Cunningham’s skill is in sticking to a simplistic approach and decorating his soundscapes with a filmic lo-fi grain, as if the audio tape had been purposefully covered in glue and dust. There’s not a great deal of variation in mood across “Hazyville”, but that’s not the point of this album, because it showcases an idiosyncratic slant on house music paired with a particular noise aesthetic that makes for beguiling listening once you crack the code. Cunningham brings the dark, murky world of South London to House music, and decorates it with a unique production style that importantly stamps his identity on the genre.

Harmonic 313 - When Machines Exceed Human Intelligence (Warp)

Mark Pritchard’s track record as a producer is exceptional.
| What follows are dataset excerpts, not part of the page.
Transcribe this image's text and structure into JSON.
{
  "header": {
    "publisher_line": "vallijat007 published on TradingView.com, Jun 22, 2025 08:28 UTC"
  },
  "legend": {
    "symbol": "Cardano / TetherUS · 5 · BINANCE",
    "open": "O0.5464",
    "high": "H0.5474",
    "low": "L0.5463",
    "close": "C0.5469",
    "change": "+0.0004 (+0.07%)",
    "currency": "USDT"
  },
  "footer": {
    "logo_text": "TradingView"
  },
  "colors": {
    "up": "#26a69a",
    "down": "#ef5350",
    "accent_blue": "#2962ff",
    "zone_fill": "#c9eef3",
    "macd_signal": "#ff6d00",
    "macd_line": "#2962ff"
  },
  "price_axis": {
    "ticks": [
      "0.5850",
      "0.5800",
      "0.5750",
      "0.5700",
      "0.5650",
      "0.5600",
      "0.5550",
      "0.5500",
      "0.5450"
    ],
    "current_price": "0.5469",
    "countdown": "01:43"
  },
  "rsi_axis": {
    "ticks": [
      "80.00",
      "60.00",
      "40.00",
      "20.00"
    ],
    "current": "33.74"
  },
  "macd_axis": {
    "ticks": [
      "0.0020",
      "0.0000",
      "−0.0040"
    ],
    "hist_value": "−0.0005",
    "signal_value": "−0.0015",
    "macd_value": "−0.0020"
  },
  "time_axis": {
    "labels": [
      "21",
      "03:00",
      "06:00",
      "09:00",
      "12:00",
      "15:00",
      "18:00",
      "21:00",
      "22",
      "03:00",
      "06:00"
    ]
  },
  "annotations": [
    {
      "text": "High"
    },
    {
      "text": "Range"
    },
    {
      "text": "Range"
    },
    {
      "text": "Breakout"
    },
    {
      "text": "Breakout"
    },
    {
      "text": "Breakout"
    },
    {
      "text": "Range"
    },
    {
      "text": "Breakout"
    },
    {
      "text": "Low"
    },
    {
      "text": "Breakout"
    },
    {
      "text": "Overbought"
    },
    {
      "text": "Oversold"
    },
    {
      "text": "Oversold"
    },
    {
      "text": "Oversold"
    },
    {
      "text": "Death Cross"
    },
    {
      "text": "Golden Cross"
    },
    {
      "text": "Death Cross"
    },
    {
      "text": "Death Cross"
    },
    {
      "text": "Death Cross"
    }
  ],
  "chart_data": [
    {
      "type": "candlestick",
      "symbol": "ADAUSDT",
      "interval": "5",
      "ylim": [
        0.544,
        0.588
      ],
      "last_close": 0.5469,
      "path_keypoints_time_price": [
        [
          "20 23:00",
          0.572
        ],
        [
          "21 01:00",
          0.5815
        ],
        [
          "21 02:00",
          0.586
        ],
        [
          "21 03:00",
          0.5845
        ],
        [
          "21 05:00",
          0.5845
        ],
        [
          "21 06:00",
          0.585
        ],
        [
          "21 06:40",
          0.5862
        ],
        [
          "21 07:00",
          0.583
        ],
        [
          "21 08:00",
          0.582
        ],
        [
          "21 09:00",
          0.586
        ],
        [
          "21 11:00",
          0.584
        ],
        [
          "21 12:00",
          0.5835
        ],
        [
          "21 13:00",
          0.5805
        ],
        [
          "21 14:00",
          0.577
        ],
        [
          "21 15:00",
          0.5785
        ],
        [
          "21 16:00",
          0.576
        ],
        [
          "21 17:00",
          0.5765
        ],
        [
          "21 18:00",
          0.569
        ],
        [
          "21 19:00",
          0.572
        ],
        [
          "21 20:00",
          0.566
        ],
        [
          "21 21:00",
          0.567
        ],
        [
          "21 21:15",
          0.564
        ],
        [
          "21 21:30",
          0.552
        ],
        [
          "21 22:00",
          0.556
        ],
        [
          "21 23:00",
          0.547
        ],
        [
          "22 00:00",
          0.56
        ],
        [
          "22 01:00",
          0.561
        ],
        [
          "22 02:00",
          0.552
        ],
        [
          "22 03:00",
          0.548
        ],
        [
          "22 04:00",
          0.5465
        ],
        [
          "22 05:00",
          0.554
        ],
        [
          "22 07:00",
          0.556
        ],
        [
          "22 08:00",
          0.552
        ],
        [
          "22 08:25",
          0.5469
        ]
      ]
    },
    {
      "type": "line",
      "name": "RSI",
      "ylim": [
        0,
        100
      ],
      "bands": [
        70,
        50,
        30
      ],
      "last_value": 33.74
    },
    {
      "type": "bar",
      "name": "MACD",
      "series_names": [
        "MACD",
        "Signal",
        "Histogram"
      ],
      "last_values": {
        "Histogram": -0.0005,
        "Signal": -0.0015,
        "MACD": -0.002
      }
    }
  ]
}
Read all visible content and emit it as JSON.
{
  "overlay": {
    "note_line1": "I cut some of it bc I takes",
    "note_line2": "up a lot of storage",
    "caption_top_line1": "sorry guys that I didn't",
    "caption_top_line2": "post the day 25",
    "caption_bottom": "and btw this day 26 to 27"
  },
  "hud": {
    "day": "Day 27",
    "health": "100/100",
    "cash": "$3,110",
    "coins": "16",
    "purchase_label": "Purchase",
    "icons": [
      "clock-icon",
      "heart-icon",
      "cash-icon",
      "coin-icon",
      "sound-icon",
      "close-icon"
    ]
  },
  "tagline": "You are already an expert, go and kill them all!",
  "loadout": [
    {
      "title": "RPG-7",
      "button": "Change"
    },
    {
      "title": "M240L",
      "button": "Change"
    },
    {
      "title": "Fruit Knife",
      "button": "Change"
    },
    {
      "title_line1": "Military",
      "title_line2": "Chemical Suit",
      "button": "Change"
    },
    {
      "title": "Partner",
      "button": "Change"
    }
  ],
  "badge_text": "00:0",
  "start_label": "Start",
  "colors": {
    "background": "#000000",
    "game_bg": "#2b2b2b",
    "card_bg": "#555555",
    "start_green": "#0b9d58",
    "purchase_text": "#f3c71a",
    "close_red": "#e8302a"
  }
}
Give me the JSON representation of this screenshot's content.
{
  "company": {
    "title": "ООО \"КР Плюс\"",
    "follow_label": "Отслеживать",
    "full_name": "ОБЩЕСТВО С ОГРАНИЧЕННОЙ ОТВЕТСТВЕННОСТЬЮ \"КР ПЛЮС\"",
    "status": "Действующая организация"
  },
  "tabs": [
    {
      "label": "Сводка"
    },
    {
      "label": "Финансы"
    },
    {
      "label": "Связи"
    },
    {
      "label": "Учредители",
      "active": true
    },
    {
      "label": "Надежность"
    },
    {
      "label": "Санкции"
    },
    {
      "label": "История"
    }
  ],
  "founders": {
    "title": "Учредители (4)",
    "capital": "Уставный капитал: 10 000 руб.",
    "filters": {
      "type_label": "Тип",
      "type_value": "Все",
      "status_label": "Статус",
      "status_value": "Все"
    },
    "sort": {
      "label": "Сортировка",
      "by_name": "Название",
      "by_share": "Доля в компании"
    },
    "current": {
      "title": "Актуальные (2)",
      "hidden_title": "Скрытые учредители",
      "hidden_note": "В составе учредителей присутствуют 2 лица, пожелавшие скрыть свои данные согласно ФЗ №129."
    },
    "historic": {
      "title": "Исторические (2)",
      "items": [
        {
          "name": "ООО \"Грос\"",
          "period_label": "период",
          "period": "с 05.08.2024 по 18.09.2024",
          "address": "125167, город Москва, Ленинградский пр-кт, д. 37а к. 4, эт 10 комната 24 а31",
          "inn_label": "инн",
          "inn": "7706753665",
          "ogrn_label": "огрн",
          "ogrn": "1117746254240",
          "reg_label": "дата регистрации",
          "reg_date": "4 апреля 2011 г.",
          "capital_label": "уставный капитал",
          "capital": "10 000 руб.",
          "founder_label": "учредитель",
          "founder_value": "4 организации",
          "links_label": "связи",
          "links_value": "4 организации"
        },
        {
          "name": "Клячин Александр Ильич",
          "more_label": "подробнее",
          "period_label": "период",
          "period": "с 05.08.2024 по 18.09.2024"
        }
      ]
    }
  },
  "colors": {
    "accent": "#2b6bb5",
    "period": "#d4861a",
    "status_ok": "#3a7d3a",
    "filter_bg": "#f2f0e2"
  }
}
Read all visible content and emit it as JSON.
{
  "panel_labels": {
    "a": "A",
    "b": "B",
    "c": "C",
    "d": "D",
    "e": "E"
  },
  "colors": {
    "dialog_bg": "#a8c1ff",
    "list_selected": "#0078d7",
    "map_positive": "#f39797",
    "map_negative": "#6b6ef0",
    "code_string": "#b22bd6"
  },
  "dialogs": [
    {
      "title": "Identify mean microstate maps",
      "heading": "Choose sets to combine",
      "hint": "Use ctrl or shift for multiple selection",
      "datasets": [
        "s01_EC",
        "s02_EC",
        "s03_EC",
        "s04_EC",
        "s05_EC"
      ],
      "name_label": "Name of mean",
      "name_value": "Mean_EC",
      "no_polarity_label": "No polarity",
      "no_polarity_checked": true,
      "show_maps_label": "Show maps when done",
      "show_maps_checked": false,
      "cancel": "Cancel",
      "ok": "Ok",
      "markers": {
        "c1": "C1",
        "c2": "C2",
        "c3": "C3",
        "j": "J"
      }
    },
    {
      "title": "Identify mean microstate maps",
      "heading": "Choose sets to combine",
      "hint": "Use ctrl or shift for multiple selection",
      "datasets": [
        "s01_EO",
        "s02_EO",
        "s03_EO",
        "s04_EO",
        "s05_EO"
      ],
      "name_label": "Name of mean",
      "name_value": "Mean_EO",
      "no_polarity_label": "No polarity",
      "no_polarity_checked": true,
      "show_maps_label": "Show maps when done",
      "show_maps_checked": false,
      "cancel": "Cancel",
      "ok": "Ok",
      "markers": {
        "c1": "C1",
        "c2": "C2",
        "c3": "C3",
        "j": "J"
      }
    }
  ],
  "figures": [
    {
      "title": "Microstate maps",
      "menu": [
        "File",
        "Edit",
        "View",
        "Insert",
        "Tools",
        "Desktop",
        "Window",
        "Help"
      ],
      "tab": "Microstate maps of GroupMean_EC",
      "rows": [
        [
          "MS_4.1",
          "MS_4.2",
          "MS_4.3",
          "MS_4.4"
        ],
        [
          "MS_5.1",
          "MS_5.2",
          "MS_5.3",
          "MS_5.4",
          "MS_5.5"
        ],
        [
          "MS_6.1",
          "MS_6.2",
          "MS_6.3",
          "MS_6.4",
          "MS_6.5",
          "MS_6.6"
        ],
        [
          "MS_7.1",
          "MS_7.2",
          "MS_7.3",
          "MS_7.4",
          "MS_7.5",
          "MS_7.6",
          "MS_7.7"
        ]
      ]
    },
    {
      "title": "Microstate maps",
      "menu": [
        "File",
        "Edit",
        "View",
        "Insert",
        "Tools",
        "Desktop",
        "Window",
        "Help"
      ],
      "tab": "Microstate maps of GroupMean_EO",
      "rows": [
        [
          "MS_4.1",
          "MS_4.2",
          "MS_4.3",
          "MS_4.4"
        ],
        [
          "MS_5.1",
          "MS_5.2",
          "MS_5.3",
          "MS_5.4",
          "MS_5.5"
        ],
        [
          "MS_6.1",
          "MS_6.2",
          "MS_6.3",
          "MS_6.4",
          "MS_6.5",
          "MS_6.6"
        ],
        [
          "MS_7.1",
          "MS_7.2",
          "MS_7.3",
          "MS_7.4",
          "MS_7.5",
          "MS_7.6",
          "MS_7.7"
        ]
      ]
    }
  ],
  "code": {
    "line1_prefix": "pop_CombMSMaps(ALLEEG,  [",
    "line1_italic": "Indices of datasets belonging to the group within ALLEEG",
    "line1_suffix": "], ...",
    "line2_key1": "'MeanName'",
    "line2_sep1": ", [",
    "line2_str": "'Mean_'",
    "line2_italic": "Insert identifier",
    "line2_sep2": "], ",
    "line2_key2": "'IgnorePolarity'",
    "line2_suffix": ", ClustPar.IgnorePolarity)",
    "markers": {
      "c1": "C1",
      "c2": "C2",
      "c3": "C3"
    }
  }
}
As Reload he helped to redefine the direction Techno moved in during the 90’s, and his partnership with Tom Middleton under production pseudonyms as Global Communications and The Jedi Knights was responsible for some of the finest releases in techno and breakbeat during that time. His latest guise goes in a somewhat different direction though, fusing instrumental hiphop that is reminiscent of Detroit US beats (313 is the Detroit telephone area code) with the sinewy electronics that has become his trademark over the years.

The album itself is a paean to nostalgia through his scattered use of 80’s 8-bit machinery throughout such as a speak ‘n’ spell that evolves into a dystopic vision for the future uttered either by the aforementioned technology he uses, or through the guest vocals of Detroit rappers such as Phat Kat or Elzhi. Much of this album concentrates on exploring the possibilities of two distinct genres (hip hop and what many call IDM), and whilst it could have done with a little more vocal narrative to define Pritchard’s ideas, he compensates for this with a full range of dynamics produced by a limited palette. After a period away, Pritchard has again redefined his status as one of the UK’s most eclectic and visionary producers. Whilst this album doesn’t truly hit the heights, it is marker for Pritchard’s much-warranted recognition for his contribution to UK electronic in the last 20 years.

Heartbreak - Lies (Lex)

It’s important to note that UK dance music does have a light side. Although not totally British, frontman Sebastian Muravchix being Argentinian, songwriter Ali Renault is one of the central figures behind a movement that is rediscovering the delights of 80’s Italian disco. “Italodisco” never took off in the UK originally due to our relative lack of discotheques and a growing Anglo-American distaste for the genre, although it’s worth noting that SAW productions and the Pet Shop Boys were influenced heavily by producers such as Salvatore Cusato and Alex Novaga.

Heartbreak combine the more surreal elements of Italodisco with a crushing stadium rock aesthetic that is reminiscent of the more neanderthal elements of golden-era Black Sabbath. Unlike other synthpop duos, Muravchix positively revels in his showman status, and thankfully he has a voice to carry it. Their debut “Lies” isn’t truly consistent, but its peaks are Olympian, especially “We’re Back”, a classic synthpop track that has all the right catchy hooks, the remarkable vocal talents of Murachix and a storming chorus. There are elements of the album that veer a little close to well-aimed criticisms of pastiche, but to my mind it rises above this with a naive optimism that is often very rare in the UK. Hi-NRG combined with with the pummeling riffing of 70’s Heavy Metal is an unusual mix, and I’m always keen to disparage bands that take such a cut ‘n’ paste approach to music, but deep down below the hipster surface remains a great love and a desire to do something new.

Toby Frith

Reader Comments (1)

I was dismayed at the lack of electronicness of this year's nominations (no Just A Souvenir? After all the broadsheet love it got?). I googled to see if Warp Records had ever been considered for a Mercury, and I came across this post. It's excellent. You're bang on about Aphex Twin and Autechre. I would also add Death In Vegas to the list of decent nominations.

(Oh and it's Hudson Mohawke, not 'Hudson and Mohawk'. Tossers call him 'HudMo'.)